No team has had a longer playoff drought in the NFL than the Buffalo Bills, who haven't been to the postseason since 1999, when they qualified as a wild card entry with an 11-5 record.
In the 10 seasons played since the league implemented four-team divisions in 2002, the Bills have averaged just 6.5 victories per year, finished last in the AFC East five times, posted only two non-losing marks and registered but one winning record. And with New England in the division, there's probably no reason to believe that the Bills will soon return to the halcyon stretch that included four straight Super Bowl appearances 1990-93.
But with the beginning of OTAs on Tuesday, there seemed to be some justification for the notion that Buffalo could be among the league's most improved franchises in 2012, and for at least suggesting the Bills' arrow is pointed northward for a change. Both in reports emanating from the Buffalo-area media, and in discussions on Tuesday evening with some Bills' veterans and a few coaches, there appears to be a genuine sense that things are better.
That's not to say the road back to prominence will be without potholes -- although probably not of the magnitude of those encountered by the Bills last season, when a promising 4-1 start was undone by winning only two of the last 1 games -- but the corner that must be turned seems to at least be in view now.
Especially on the defensive side of the ball.
"The feeling all around is improved; we're just better in general," said standout defensive tackle Kyle Williams, who isn't practicing yet as he still rehabilitates from a foot injury sustained last season, but who's return will bolster a line unit that already looks pretty strong. "The new guys will make us better, for sure, but there was already some talent here. And we're all committed to one another."
The commitment of Buffalo management in the offseason was obvious, as the Bills signed defensive end Mario Williams, arguably the premier veteran available in the unrestricted pool. The Bills followed that up by adding end Mark Anderson, who had 10 sacks for the Patriots a year ago. In the first round, Buffalo selected cornerback Stephon Gilmore, one of the lottery's fastest rising prospects in the month before the draft, and a player who should add size and toughness, and most of all, coverage skills, on the edge.
There is, Williams, linebacker Nick Barnett, and longtime defensive end Chris Kelsay all emphasized, considerable depth with blending the newcomers into the mix. And the promotion of Dave Wannstedt to defensive coordinator should allow the Bills to settle into a 4-3 defensive front, and avoid some of the vacillation of the past couple years, when the unit wasn't quite sure what is was, and play to the strengths of the individual performers.
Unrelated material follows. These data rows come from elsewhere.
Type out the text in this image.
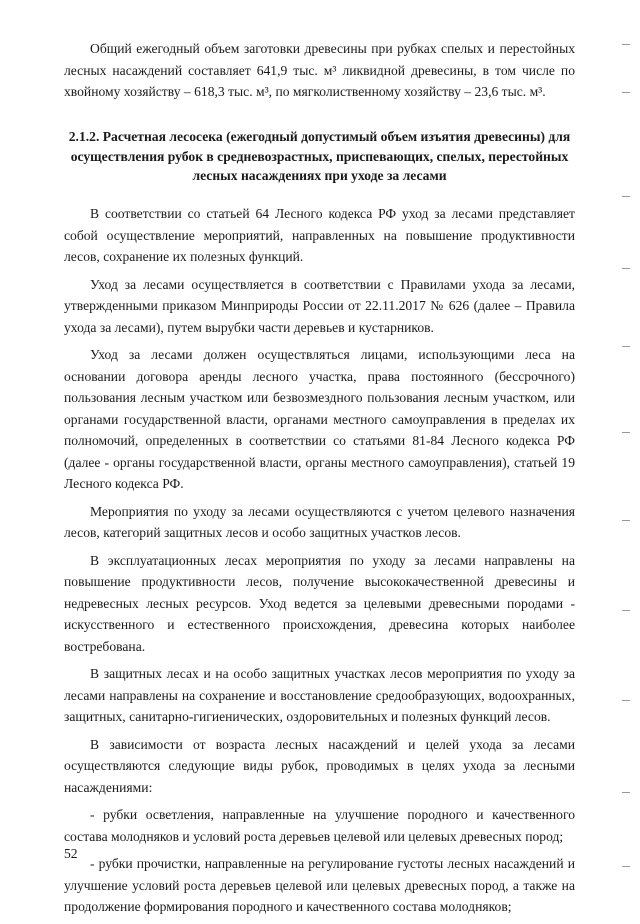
Общий ежегодный объем заготовки древесины при рубках спелых и перестойных лесных насаждений составляет 641,9 тыс. м³ ликвидной древесины, в том числе по хвойному хозяйству – 618,3 тыс. м³, по мягколиственному хозяйству – 23,6 тыс. м³.

2.1.2. Расчетная лесосека (ежегодный допустимый объем изъятия древесины) для осуществления рубок в средневозрастных, приспевающих, спелых, перестойных лесных насаждениях при уходе за лесами

В соответствии со статьей 64 Лесного кодекса РФ уход за лесами представляет собой осуществление мероприятий, направленных на повышение продуктивности лесов, сохранение их полезных функций.

Уход за лесами осуществляется в соответствии с Правилами ухода за лесами, утвержденными приказом Минприроды России от 22.11.2017 № 626 (далее – Правила ухода за лесами), путем вырубки части деревьев и кустарников.

Уход за лесами должен осуществляться лицами, использующими леса на основании договора аренды лесного участка, права постоянного (бессрочного) пользования лесным участком или безвозмездного пользования лесным участком, или органами государственной власти, органами местного самоуправления в пределах их полномочий, определенных в соответствии со статьями 81-84 Лесного кодекса РФ (далее - органы государственной власти, органы местного самоуправления), статьей 19 Лесного кодекса РФ.

Мероприятия по уходу за лесами осуществляются с учетом целевого назначения лесов, категорий защитных лесов и особо защитных участков лесов.

В эксплуатационных лесах мероприятия по уходу за лесами направлены на повышение продуктивности лесов, получение высококачественной древесины и недревесных лесных ресурсов. Уход ведется за целевыми древесными породами - искусственного и естественного происхождения, древесина которых наиболее востребована.

В защитных лесах и на особо защитных участках лесов мероприятия по уходу за лесами направлены на сохранение и восстановление средообразующих, водоохранных, защитных, санитарно-гигиенических, оздоровительных и полезных функций лесов.

В зависимости от возраста лесных насаждений и целей ухода за лесами осуществляются следующие виды рубок, проводимых в целях ухода за лесными насаждениями:

- рубки осветления, направленные на улучшение породного и качественного состава молодняков и условий роста деревьев целевой или целевых древесных пород;

- рубки прочистки, направленные на регулирование густоты лесных насаждений и улучшение условий роста деревьев целевой или целевых древесных пород, а также на продолжение формирования породного и качественного состава молодняков;

52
Although Williams demonstrated he could be a pass-rush force in the switch to the 3-4 at Houston last season, the former top overall choice (2006) has always been a better performer at defensive end than linebacker. Kelsay struggled at times in the revolving defensive schemes of recent seasons. And second-year veteran Marcell Dareus appears better suited to 4-3 tackle, where he figures to team with the underrated Williams to comprise one of the league's better interior duos.
Several reports, including a strong endorsement from quarterback Ryan Fitzpatrick, gushed over the play of Williams in Tuesday's workout.
There seems to be solid depth on the line, a Wannstedt hallmark and perhaps a must as well, since the new coordinator has always been a guy who rotates a lot of people upfront, and doesn't blitz much, relying on the front four to press the pocket. But the alleged newfound depth isn't only limited to the front of the Buffalo defense. There should be good competition in the back-end as well.
"You never know how it's going to all shake out," said Barnett, who is projected at a pure 4-3 weak-side spot for the first time in his career. "But I think the 4-3 suits the talent well, and we're only going to grow better the more we're together and the more we play the defense."
The Bills haven't ranked statistically among the top 10 defenses in the league since 2004, when they finished No. 2 for a second straight season. Buffalo hasn't even been in the top half of the defensive ratings since '08, and was 26th in 2011. But this could be a year, some players noted, that a few famines end for the franchise.
"I mean, we haven't even put on pads yet," Barnett said. "But I think we have some really good players here and a good attitude."